I had the privilege of seeing Ragamala Dance Theater perform their show "Sva" in Washington, D.C. in the fall of 2008.
I left with mixed feelings.
While I found the choreography quite interesting and the Taiko drummer collaboration an unexpected meld, the execution confused me. These dancers were extreme in their movements: there was no subtlety within their limbs. Extensions became rigid hyper-extensions, eyebrow raises meant to show compassion or karuna became rapid up-down movements. At first I was aghast, off put by their supposed lack of technical skill and then, I started to wonder...
In bharatanatyam subtlety and grace/laya is usually considered the mark of a mature dancer. This was discarded - on purpose - by Ragamala. I wonder two things about this conscious (yes, it is conscious, I was informed by one of their dancers) decision -- one, if their intention of removing this aspect also removes it from the realm of bharatanatyam; and two, if the super forceful nature of their dancing is a wise choice in dancing the form. It's a question that questions what the "essence" of bharatanatyam really is. What makes their dancing belong under the bharatanatyam umbrella, what makes bharatanatyam beautiful?
The problem stemmed from their use of traditional pieces with full intention of achieving a performance experience that duplicated more traditional dance aesthetics (such as starting with a kauthuvam) that made the viewer question the execution. I didn't enter the theater thinking I was going to be watching different and significant stylizations of a traditional piece...so their rendition just didn't sit well. But if I had come in not knowing what bharatanatyam was, or knowing that they were changing aspects of it for aesthetic purpose, I might have had a completely different take on the evening. So the intention - of the troupe and the audience member - mean so much in this context.
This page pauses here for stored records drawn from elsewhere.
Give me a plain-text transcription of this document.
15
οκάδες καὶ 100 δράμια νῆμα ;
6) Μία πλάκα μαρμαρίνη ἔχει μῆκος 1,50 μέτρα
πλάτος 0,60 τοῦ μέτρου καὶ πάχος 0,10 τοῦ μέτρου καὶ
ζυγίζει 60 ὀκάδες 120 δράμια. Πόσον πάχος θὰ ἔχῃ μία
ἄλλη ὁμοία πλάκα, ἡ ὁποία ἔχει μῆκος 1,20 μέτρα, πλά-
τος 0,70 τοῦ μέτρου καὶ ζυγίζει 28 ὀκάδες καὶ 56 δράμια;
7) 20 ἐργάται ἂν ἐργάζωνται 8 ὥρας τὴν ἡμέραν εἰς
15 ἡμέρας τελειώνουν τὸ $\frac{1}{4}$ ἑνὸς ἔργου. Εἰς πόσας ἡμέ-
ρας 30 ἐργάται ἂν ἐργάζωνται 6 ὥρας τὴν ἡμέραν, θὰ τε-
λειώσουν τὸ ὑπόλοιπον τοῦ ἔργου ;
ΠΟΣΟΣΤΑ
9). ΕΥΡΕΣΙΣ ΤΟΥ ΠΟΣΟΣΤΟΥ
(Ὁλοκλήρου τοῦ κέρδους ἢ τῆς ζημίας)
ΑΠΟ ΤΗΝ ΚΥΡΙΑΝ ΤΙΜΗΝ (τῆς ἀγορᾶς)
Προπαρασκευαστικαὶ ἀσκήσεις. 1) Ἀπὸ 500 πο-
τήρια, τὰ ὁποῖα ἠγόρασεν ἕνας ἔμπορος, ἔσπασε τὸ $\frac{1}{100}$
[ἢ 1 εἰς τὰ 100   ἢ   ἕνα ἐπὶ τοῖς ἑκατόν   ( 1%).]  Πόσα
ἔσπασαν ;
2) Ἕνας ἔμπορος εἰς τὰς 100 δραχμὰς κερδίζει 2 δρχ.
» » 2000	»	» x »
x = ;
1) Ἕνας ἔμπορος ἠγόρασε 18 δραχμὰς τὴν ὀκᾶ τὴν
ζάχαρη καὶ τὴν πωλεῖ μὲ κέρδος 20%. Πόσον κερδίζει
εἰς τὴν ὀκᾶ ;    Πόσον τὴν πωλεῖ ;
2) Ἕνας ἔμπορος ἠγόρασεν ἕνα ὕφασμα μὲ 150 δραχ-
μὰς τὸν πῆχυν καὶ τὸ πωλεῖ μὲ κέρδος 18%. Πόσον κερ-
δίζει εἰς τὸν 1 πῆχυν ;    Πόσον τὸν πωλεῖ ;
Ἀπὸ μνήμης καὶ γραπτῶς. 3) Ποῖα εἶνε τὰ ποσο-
So the question transforms yet again: at what point does changing valued aspects of it: form, structure, lexicon, and execution - differentiate between expanding boundaries and the creation of something new altogether? If the performer doesn't acknowledge the change they have created should I judge the dancer on what I expect to see, based on the expectations she herself has created through her visual look and her dance description?
It is clear that intention - and carefully relaying that intention to the audience member - has a great deal of meaning in South Asian performance. I actually think that intention is key in any rasa experience - it's like asking for tiramisu at a restaurant and receiving raspberry lady fingers and orange marmalade on top of a marscapone mouse. Yes, the second sounds delicious - but tiramisu is so well known that had I not known of the variations to the dish before I ordered I probably would have been upset receiving it. Not only that, but if you took the marscapone and made it a ricotta mouse, it becomes a deconstructed cheesecake.
At some point you can't imagine having tiramisu without raspberries, and at another point it's just become cheesecake. So where is Ragamala in all of this? Tiramisu with some bells and whistles (so still bharatanatyam) or cheesecake (postnatyam?). Or have they left the dessert genre altogether? :)
Interesting how food can make a three paragraph delve into the highly interpretable much more clear in a matter of three sentences, eh?